By Zunaira Zaki and Susanna Kim
JPMorgan Chase, still reeling from trading losses in its investment unit that have expanded to $4.4 billion, reported second-quarter profit of $5 billion Friday.
Investors were less interested in the largest US bank’s net income than the total losses from bad hedged bets in their chief investment office. They announced that the loss this quarter from that the trade was $4.4 billion, estimates had the loss in the range anywhere from $2 billion to $9 billion. The bank has yet to make clear if there is the possibility of incurring more loss.
In a surprise announcement in a SEC filing ahead of the earnings report, JP Morgan revised its first-quarter earnings to show an additional loss because traders in the CIO unit were misrepresenting the extent of the losses.
According to the SEC filing: “… the firm has recently discovered information that raises questions about the integrity of the trader marks and suggests that certain individuals may have been seeking to avoid showing the full amount of the losses in the portfolio during the first quarter.”
“The loss was slightly more than I expected, but I wouldn’t call it shocking,” said Jim Sinegal, director of financial services research at Morningstar, an investment firm. ”Although they’ve reduced positions on a notional and value at risk basis, there is some exposure and risk left. However, it looks like future losses are likely to be much smaller than they experienced this quarter.”
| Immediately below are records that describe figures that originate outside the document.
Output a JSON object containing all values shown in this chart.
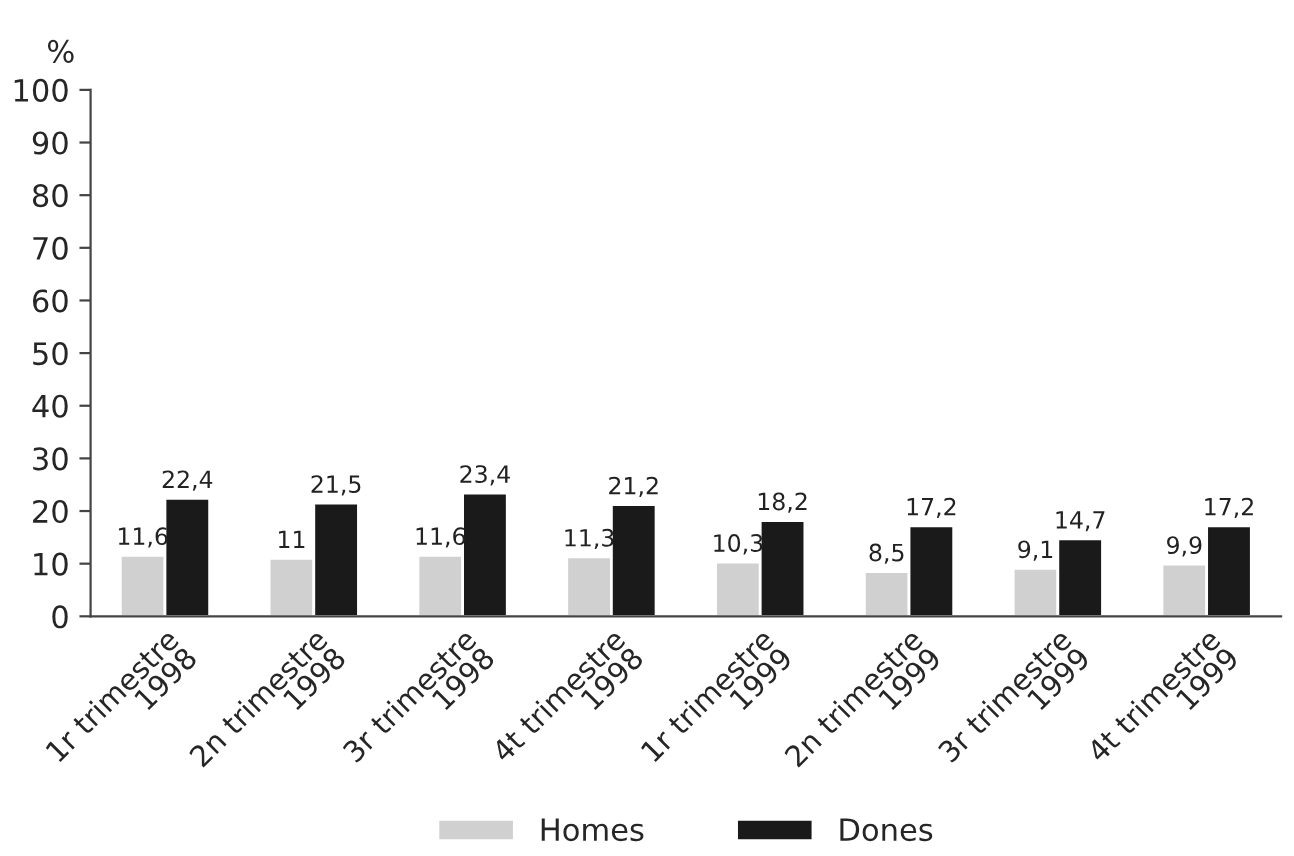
{
  "chart_data": {
    "type": "bar",
    "ylabel": "%",
    "categories": [
      "1r trimestre\n1998",
      "2n trimestre\n1998",
      "3r trimestre\n1998",
      "4t trimestre\n1998",
      "1r trimestre\n1999",
      "2n trimestre\n1999",
      "3r trimestre\n1999",
      "4t trimestre\n1999"
    ],
    "series": [
      {
        "name": "Homes",
        "color": "#d0d0d0",
        "values": [
          11.6,
          11,
          11.6,
          11.3,
          10.3,
          8.5,
          9.1,
          9.9
        ],
        "value_labels": [
          "11,6",
          "11",
          "11,6",
          "11,3",
          "10,3",
          "8,5",
          "9,1",
          "9,9"
        ]
      },
      {
        "name": "Dones",
        "color": "#1a1a1a",
        "values": [
          22.4,
          21.5,
          23.4,
          21.2,
          18.2,
          17.2,
          14.7,
          17.2
        ],
        "value_labels": [
          "22,4",
          "21,5",
          "23,4",
          "21,2",
          "18,2",
          "17,2",
          "14,7",
          "17,2"
        ]
      }
    ],
    "ylim": [
      0,
      100
    ],
    "yticks": [
      0,
      10,
      20,
      30,
      40,
      50,
      60,
      70,
      80,
      90,
      100
    ],
    "grid": false,
    "legend": "bottom"
  }
}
CEO Jamie Dimon was previously criticized for describing the trading loss as a “tempest in a teapot,” before he later acknowledged that the losses were greater than he was told by his management. His chief investment officer, Ina Drew, resigned in May.
“What Jamie Dimon has done well is under promise and over deliver,” Sinegal said. “Not only has this escaped his eye as a risk manager – but to the extent that it got out of hand more than once, if it turns out even bigger than that, you have to wonder if he has as much control as everyone believes him to have.”
Sinegal said he would have been surprised by a loss of $5 billion or more.
“I think you would have to reassess your opinion of Dimon and all top risk managers,” Sinegal said. “It is generally well accepted that JPMorgan has done the best job managing risk of the large banks.”
Sinegal expects bank earnings as a whole to be lukewarm.
“Obviously Europe has weighed on a lot of businesses, anything capital markets related,” he said. The IPO market and M&A activity have slowed so investment banking is expected to show not only a weak quarter but a weak year.
With a diversified business, Wells Fargo reported on Friday morning that its profit in its second quarter rose 17 percent, beating earnings estimates. The bank’s earnings were boosted by growth in its lending and deposits and “record quarterly mortgage applications,” according to its earnings release.
The country’s fourth-largest banks by assets reported profit of $4.6 billion, up from $3.95 billion last year in the same quarter.
In terms of other banks’ profitability, Sinegal is more skeptical.
“For a number of quarters, people have been waiting for signs of revenue growth,” Sinegal said. “I wouldn’t be surprised if it’s another disappointing quarter as far as that goes. The economy hasn’t heated up so I don’t think banking is going to be that hot.”